Your eyes fluttering closed
to the engines' steady drone,
their white noise
tucking you in
like a snug wool blanket.

In the cramped fuselage
of the long narrow cabin
at 30,000 feet, 500 miles an hour.
Where the cold rarefied air
would be instant death.

Wondering . . .

   . . . if the skin
of woven carbon fibre
can withstand all that force

   . . . if the mechanic
might not have crimped some crucial wire
when he slammed the access door

   . . . if the two engines
will keep purring reliably
both starboard and port

   . . . if the pilot
in his captain's formal attire
has had enough sleep,
and not more than one drink
that restless night before

   . . . if the air-traffic controller
in his cool dark bunker
in the ghostly light of screens
has gotten over the divorce

   . . . and if the laggard goose
hasn't left the gaggle and lost his way,
sucked in
to the hungry jet engine;
his fat feathered body
shattering the blades
of its rapidly whirling compressor.

Trust
bad luck
contingency.

But they say little goes wrong
on level flight
at cruising speed.

The mind races.
The great turbine continues to roar.



There is a lot of talk these days about contingency, complex interdependent systems, cascading failures, knock-on effects, and best laid plans.

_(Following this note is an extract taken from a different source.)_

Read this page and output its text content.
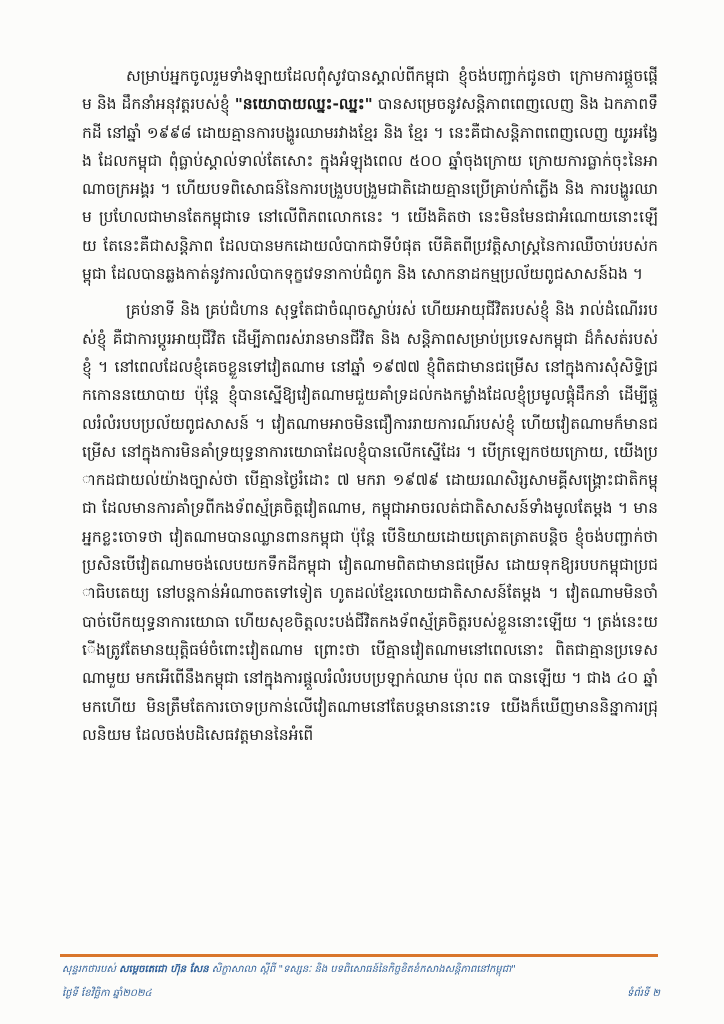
សម្រាប់អ្នកចូលរួមទាំងឡាយដែលពុំសូវបានស្គាល់ពីកម្ពុជា ខ្ញុំចង់បញ្ជាក់ជូនថា ក្រោមការផ្តួចផ្តើម និង ដឹកនាំអនុវត្តរបស់ខ្ញុំ "នយោបាយឈ្នះ-ឈ្នះ" បានសម្រេចនូវសន្តិភាពពេញលេញ និង ឯកភាពទឹកដី នៅឆ្នាំ ១៩៩៨ ដោយគ្មានការបង្ហូរឈាមរវាងខ្មែរ និង ខ្មែរ ។ នេះគឺជាសន្តិភាពពេញលេញ យូរអង្វែង ដែលកម្ពុជា ពុំធ្លាប់ស្គាល់ទាល់តែសោះ ក្នុងអំឡុងពេល ៥០០ ឆ្នាំចុងក្រោយ ក្រោយការធ្លាក់ចុះនៃអាណាចក្រអង្គរ ។ ហើយបទពិសោធន៍នៃការបង្រួបបង្រួមជាតិដោយគ្មានប្រើគ្រាប់កាំភ្លើង និង ការបង្ហូរឈាម ប្រហែលជាមានតែកម្ពុជាទេ នៅលើពិភពលោកនេះ ។ យើងគិតថា នេះមិនមែនជាអំណោយនោះឡើយ តែនេះគឺជាសន្តិភាព ដែលបានមកដោយលំបាកជាទីបំផុត បើគិតពីប្រវត្តិសាស្ត្រនៃការឈឺចាប់របស់កម្ពុជា ដែលបានឆ្លងកាត់នូវការលំបាកទុក្ខវេទនាកាប់ជំពូក និង សោកនាដកម្មប្រល័យពូជសាសន៍ឯង ។

គ្រប់នាទី និង គ្រប់ជំហាន សុទ្ធតែជាចំណុចស្លាប់រស់ ហើយអាយុជីវិតរបស់ខ្ញុំ និង រាល់ដំណើររបស់ខ្ញុំ គឺជាការប្តូរអាយុជីវិត ដើម្បីភាពរស់រានមានជីវិត និង សន្តិភាពសម្រាប់ប្រទេសកម្ពុជា ដ៏កំសត់របស់ខ្ញុំ ។ នៅពេលដែលខ្ញុំគេចខ្លួនទៅវៀតណាម នៅឆ្នាំ ១៩៧៧ ខ្ញុំពិតជាមានជម្រើស នៅក្នុងការសុំសិទ្ធិជ្រកកោននយោបាយ ប៉ុន្តែ ខ្ញុំបានស្នើឱ្យវៀតណាមជួយគាំទ្រដល់កងកម្លាំងដែលខ្ញុំប្រមូលផ្តុំដឹកនាំ ដើម្បីផ្តួលរំលំរបបប្រល័យពូជសាសន៍ ។ វៀតណាមអាចមិនជឿការរាយការណ៍របស់ខ្ញុំ ហើយវៀតណាមក៏មានជម្រើស នៅក្នុងការមិនគាំទ្រយុទ្ធនាការយោធាដែលខ្ញុំបានលើកស្នើដែរ ។ បើក្រឡេកថយក្រោយ, យើងប្រាកដជាយល់យ៉ាងច្បាស់ថា បើគ្មានថ្ងៃរំដោះ ៧ មករា ១៩៧៩ ដោយរណសិរ្សសាមគ្គីសង្គ្រោះជាតិកម្ពុជា ដែលមានការគាំទ្រពីកងទ័ពស្ម័គ្រចិត្តវៀតណាម, កម្ពុជាអាចរលត់ជាតិសាសន៍ទាំងមូលតែម្តង ។ មានអ្នកខ្លះចោទថា វៀតណាមបានឈ្លានពានកម្ពុជា ប៉ុន្តែ បើនិយាយដោយត្រោតត្រាតបន្តិច ខ្ញុំចង់បញ្ជាក់ថា ប្រសិនបើវៀតណាមចង់លេបយកទឹកដីកម្ពុជា វៀតណាមពិតជាមានជម្រើស ដោយទុកឱ្យរបបកម្ពុជាប្រជាធិបតេយ្យ នៅបន្តកាន់អំណាចតទៅទៀត ហូតដល់ខ្មែរលោយជាតិសាសន៍តែម្តង ។ វៀតណាមមិនចាំបាច់បើកយុទ្ធនាការយោធា ហើយសុខចិត្តលះបង់ជីវិតកងទ័ពស្ម័គ្រចិត្តរបស់ខ្លួននោះឡើយ ។ ត្រង់នេះយើងត្រូវតែមានយុត្តិធម៌ចំពោះវៀតណាម ព្រោះថា បើគ្មានវៀតណាមនៅពេលនោះ ពិតជាគ្មានប្រទេសណាមួយ មកអើពើនឹងកម្ពុជា នៅក្នុងការផ្តួលរំលំរបបប្រឡាក់ឈាម ប៉ុល ពត បានឡើយ ។ ជាង ៤០ ឆ្នាំមកហើយ មិនត្រឹមតែការចោទប្រកាន់លើវៀតណាមនៅតែបន្តមាននោះទេ យើងក៏ឃើញមាននិន្នាការជ្រុលនិយម ដែលចង់បដិសេធវត្តមាននៃអំពើ

សុន្ទរកថារបស់ សម្តេចតេជោ ហ៊ុន សែន សិក្ខាសាលា ស្តីពី "ទស្សនៈ និង បទពិសោធន៍នៃកិច្ចខិតខំកសាងសន្តិភាពនៅកម្ពុជា"
ថ្ងៃទី ខែវិច្ឆិកា ឆ្នាំ២០២៤	ទំព័រទី ២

So this poem comes to mind.

I'm not a fearful or nervous flyer. More of a fatalistic one. And either way, not at all enthusiastic.

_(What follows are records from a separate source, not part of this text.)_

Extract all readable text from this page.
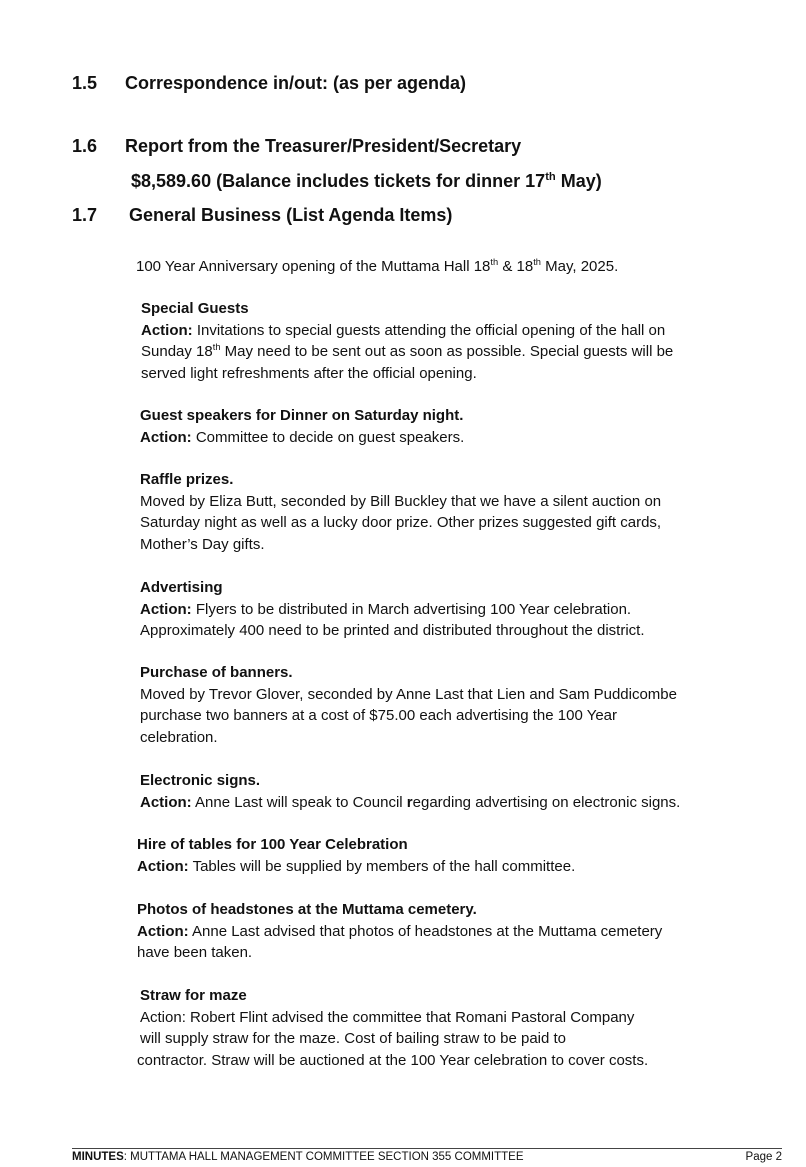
1.5 Correspondence in/out: (as per agenda)
1.6 Report from the Treasurer/President/Secretary
$8,589.60 (Balance includes tickets for dinner 17th May)
1.7 General Business (List Agenda Items)
100 Year Anniversary opening of the Muttama Hall 18th & 18th May, 2025.
Special Guests
Action: Invitations to special guests attending the official opening of the hall on
Sunday 18th May need to be sent out as soon as possible. Special guests will be
served light refreshments after the official opening.
Guest speakers for Dinner on Saturday night.
Action: Committee to decide on guest speakers.
Raffle prizes.
Moved by Eliza Butt, seconded by Bill Buckley that we have a silent auction on
Saturday night as well as a lucky door prize. Other prizes suggested gift cards,
Mother’s Day gifts.
Advertising
Action: Flyers to be distributed in March advertising 100 Year celebration.
Approximately 400 need to be printed and distributed throughout the district.
Purchase of banners.
Moved by Trevor Glover, seconded by Anne Last that Lien and Sam Puddicombe
purchase two banners at a cost of $75.00 each advertising the 100 Year
celebration.
Electronic signs.
Action: Anne Last will speak to Council regarding advertising on electronic signs.
Hire of tables for 100 Year Celebration
Action: Tables will be supplied by members of the hall committee.
Photos of headstones at the Muttama cemetery.
Action: Anne Last advised that photos of headstones at the Muttama cemetery
have been taken.
Straw for maze
Action: Robert Flint advised the committee that Romani Pastoral Company
will supply straw for the maze. Cost of bailing straw to be paid to
contractor. Straw will be auctioned at the 100 Year celebration to cover costs.
MINUTES: MUTTAMA HALL MANAGEMENT COMMITTEE SECTION 355 COMMITTEE	Page 2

I trust technology, but know it isn't infallible. I trust human error less, but count on it happening on someone else's flight.

I think about 500 miles an hour, and about Newton's law that an object in steady motion is no different than an object at rest. Then think back to the very earliest trains. Maybe 15, 20 miles an hour? And there were genuine fears then that this would be far too much for the human body to withstand. That terrible things would happen to our internal organs. That the speed of a horse was a natural and sensible limit. That mankind was being presumptuous – again. (This, by the way, is where the poem began: a segue from a modern jetliner to the first rudimentary passenger trains. But I couldn't make it work, and wouldn't have known where to take it from there if I could.)

How remarkable. From the Wright brothers to a modern jetliner in less than 50 years.